02 May 2020 A Prairie of Grief – Part 1
In addition to the professional work you see on the Equi-Libris website, I am also a creative writer.
During my equine literature courses, I write, as well. The following piece is one I revised during the last Horsetography class. Following some of the prompts I gave to my class, I wrote a piece that explores the role my horse played during a summer of grief.
Stay safe, stay home, stay connected.
My hips shift back and forth to the cadence of my horse’s walk. Sheaths of alfalfa scrap against his belly as he plows through the sweet grass, beating down a new path with his legs and chest. His head bobs just above the prairie’s surface, and his body moves as if he swims across a creek, swollen after days of rain. Gathering burrs and dandelion seeds without intention, his mane knots up like a bird’s nest. I loosen the reins. I trust this horse enough to close my eyes, sure that he will not run, and lean back in the saddle, my boots drifting in and out of the stirrups. The animal tolerates my listlessness.
When the trill of a red-winged blackbird takes him by surprise, he stands stock still with pricked ears. Waiting. I push my fingers underneath his mane to feel the heat rising from his body and reach down between his front legs to touch his heartbeat, gripping his physique tightly when my tears begin.
I refused to see my father’s body before he was cremated. I could not live with the lasting image of my father, lifeless, and cold. I chose instead to carry my last exchange with him at the airport before my mother, and I boarded a plane to fly to England to see my grandmother and great aunt. Hidden in the deafening blasts of plane engines, my father whispered his love for me. After boarding the plane, I sat by the window, waving madly, trying to attract my father’s attention. He stood pressed to the glass, one hand over his eyes, methodically searching each oval window for a distant glimpse of the familiar. Finally, his eyes paused, lingering over the movement of my hand. Raising his hand to touch the pane, his fingers traced the faint genesis of our final separation. That day, I learned that for love to be real, it had to make me ache, plunge me into darkness, leave me weak and exposed. Five weeks later, my father died, and I learned people go when they say I love you.

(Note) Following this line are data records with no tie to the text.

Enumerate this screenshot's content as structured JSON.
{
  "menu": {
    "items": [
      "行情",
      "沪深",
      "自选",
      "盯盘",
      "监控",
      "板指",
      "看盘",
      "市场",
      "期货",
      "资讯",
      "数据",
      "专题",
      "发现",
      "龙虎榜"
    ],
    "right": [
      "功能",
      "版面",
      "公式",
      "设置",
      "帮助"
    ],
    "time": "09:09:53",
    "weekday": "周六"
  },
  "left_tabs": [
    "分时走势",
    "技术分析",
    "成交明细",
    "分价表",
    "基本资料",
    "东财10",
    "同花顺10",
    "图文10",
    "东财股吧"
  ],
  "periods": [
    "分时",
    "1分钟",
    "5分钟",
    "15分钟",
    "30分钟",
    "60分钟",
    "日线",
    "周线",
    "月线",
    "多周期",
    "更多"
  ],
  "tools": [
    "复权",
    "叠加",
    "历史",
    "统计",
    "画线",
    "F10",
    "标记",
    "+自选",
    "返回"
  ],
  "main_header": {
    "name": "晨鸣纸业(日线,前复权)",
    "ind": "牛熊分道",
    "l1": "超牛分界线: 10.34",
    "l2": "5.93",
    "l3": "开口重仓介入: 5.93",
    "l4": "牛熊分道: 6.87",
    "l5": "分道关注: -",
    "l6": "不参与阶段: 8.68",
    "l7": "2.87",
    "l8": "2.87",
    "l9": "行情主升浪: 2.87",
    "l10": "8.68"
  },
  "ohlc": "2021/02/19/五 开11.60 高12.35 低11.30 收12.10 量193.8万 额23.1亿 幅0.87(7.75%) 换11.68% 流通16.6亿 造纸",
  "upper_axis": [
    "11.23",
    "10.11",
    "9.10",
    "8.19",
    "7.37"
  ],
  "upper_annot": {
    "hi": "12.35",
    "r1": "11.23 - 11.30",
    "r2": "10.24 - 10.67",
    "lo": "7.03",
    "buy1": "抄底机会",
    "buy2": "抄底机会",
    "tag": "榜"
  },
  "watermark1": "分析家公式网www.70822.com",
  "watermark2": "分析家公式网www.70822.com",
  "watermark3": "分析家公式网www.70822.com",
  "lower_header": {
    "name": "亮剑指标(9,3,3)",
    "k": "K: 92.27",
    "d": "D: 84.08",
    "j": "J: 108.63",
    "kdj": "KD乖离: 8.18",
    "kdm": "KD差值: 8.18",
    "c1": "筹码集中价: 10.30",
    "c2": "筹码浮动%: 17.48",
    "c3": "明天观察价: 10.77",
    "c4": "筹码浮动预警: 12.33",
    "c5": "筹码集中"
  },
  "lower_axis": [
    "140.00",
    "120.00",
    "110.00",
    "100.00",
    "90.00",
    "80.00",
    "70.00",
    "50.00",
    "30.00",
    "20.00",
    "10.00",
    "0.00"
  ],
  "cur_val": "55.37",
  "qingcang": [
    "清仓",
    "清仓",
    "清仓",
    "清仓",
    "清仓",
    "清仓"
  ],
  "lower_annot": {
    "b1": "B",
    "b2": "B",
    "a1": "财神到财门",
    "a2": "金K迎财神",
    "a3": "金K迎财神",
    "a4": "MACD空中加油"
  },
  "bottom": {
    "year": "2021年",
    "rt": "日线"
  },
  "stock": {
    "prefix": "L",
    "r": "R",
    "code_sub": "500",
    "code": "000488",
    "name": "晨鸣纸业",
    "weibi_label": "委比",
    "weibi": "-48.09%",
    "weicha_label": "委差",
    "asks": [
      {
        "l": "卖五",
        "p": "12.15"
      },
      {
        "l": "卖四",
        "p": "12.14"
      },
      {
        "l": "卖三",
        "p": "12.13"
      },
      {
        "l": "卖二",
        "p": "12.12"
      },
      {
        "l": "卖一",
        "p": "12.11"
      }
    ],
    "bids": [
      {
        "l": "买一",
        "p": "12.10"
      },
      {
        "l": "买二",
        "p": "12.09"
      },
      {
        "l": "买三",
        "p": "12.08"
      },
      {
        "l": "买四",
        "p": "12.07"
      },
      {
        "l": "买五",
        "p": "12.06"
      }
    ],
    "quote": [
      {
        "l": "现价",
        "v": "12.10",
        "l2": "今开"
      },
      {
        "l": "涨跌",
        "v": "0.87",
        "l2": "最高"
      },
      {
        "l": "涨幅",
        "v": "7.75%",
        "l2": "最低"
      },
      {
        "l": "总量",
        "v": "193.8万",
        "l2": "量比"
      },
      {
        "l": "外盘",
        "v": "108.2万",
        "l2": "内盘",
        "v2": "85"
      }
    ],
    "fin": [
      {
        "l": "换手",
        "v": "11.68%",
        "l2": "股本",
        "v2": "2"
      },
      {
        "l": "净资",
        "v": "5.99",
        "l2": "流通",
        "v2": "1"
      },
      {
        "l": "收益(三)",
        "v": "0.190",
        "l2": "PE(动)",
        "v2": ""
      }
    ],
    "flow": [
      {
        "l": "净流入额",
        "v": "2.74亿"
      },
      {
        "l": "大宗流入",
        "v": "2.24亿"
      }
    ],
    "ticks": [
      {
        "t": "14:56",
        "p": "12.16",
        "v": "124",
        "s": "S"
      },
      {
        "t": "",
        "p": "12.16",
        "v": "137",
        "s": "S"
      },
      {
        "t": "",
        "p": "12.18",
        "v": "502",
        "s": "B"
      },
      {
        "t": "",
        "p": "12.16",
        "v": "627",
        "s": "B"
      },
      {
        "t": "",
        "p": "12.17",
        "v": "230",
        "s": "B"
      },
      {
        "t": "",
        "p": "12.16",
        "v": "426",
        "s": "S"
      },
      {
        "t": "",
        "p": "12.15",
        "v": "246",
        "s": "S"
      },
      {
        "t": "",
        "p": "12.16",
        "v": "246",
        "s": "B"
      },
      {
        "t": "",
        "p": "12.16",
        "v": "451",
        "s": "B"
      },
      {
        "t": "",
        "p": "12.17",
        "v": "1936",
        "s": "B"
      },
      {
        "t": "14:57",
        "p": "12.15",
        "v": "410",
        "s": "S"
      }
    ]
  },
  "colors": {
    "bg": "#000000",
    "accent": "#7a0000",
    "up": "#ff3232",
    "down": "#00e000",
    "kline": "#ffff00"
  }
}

I had just turned fourteen when I saw my father collapse, his knees bent forward, his arms clasped over his chest. His body landed awkwardly, his legs twisted beneath his heaving torso. I stared at his weakened, stricken body. I am convinced this could not be my father. He laid mumbling on the wet sidewalk. My mother propped his shoulders up on her knees. His eyelids fluttered, responding to her voice, “Serhij, ca you hear me?” He did not answer. She frantically slapped his cheeks, willing him to open his eyes as I stood immobile, convinced I am watching my father die by the ocean. We are in Rio de Janeiro, and my father had finished speaking at a medical conference earlier that day.
Above the deafening surf, I barely heard my mother order me to fetch medical attention from the hotel. I panicked. Who should I tell, who should I ask? What if they don’t speak English? Just go, she cried. I ran. Fluid-filled my lungs within seconds from the effort. I gulped mouthfuls of air. I could not feel the movement of my legs, the striking of my feet on the pavement. When I reached the hotel desk, I exhaled a flood of jumbled sentences, pointing frantically towards the ocean. I was crying.
The young desk clerk’s brow tightened, his puzzled voice wavering in Portuguese. He motioned with his hands, begging me to hush. He signaled an older man over to the desk, perhaps the hotel concierge, to calm me, the hysterical tourist. I did not know the word for a doctor in Portuguese. I pointed to the ocean, motioning to the older man to follow me. I led him to the site of my father’s collapse only to find the sidewalk vacant. I am drowning. Alone.
I did not realize my mother was seated with my father, a few yards away, on a bench with curved armrests. My father sat upright, arms outstretched, leaning into the weathered iron. His collapse, merely a memory receding below the horizon. He spoke to the concierge in Portuguese, graciously rejecting his offer to summon medical assistance. I looked to my mother for an explanation, but her gaze lingered on my father’s face, quietly pleading with him to reconsider. She knew he will not seek medical attention, too stubborn to admit he needs anything outside of himself. All those years in the camps, he had survived. What could another doctor tell him that he didn’t already know? After a few minutes, the concierge returned to the hotel. I was afraid to look at my father, to see him, founder, again. I stared at the shoreline, instead. While the three of us ambled back to the hotel, I timidly asked him if he is okay. He dismissed my inquiry, instead of exacting a promise from me not to tell anyone of the incident. Two months later, my father was dead.
Soon after my mother and I returned to Sioux Falls, we drove to the farm outside of town, where I board the horse I ride, lost in the prairie. As I stepped through the barn door leading to the exercise paddock, the crepe paper decorations and a stenciled sign reading, “Welcome back, Anna. Dino and all of us love you”, briefly coaxed my undigested grief to surface, my body lurching forward, frantic to expel the sorrow. Neither my friends nor I spoke of my father’s death afterward. I learned others also viewed grief as a private matter.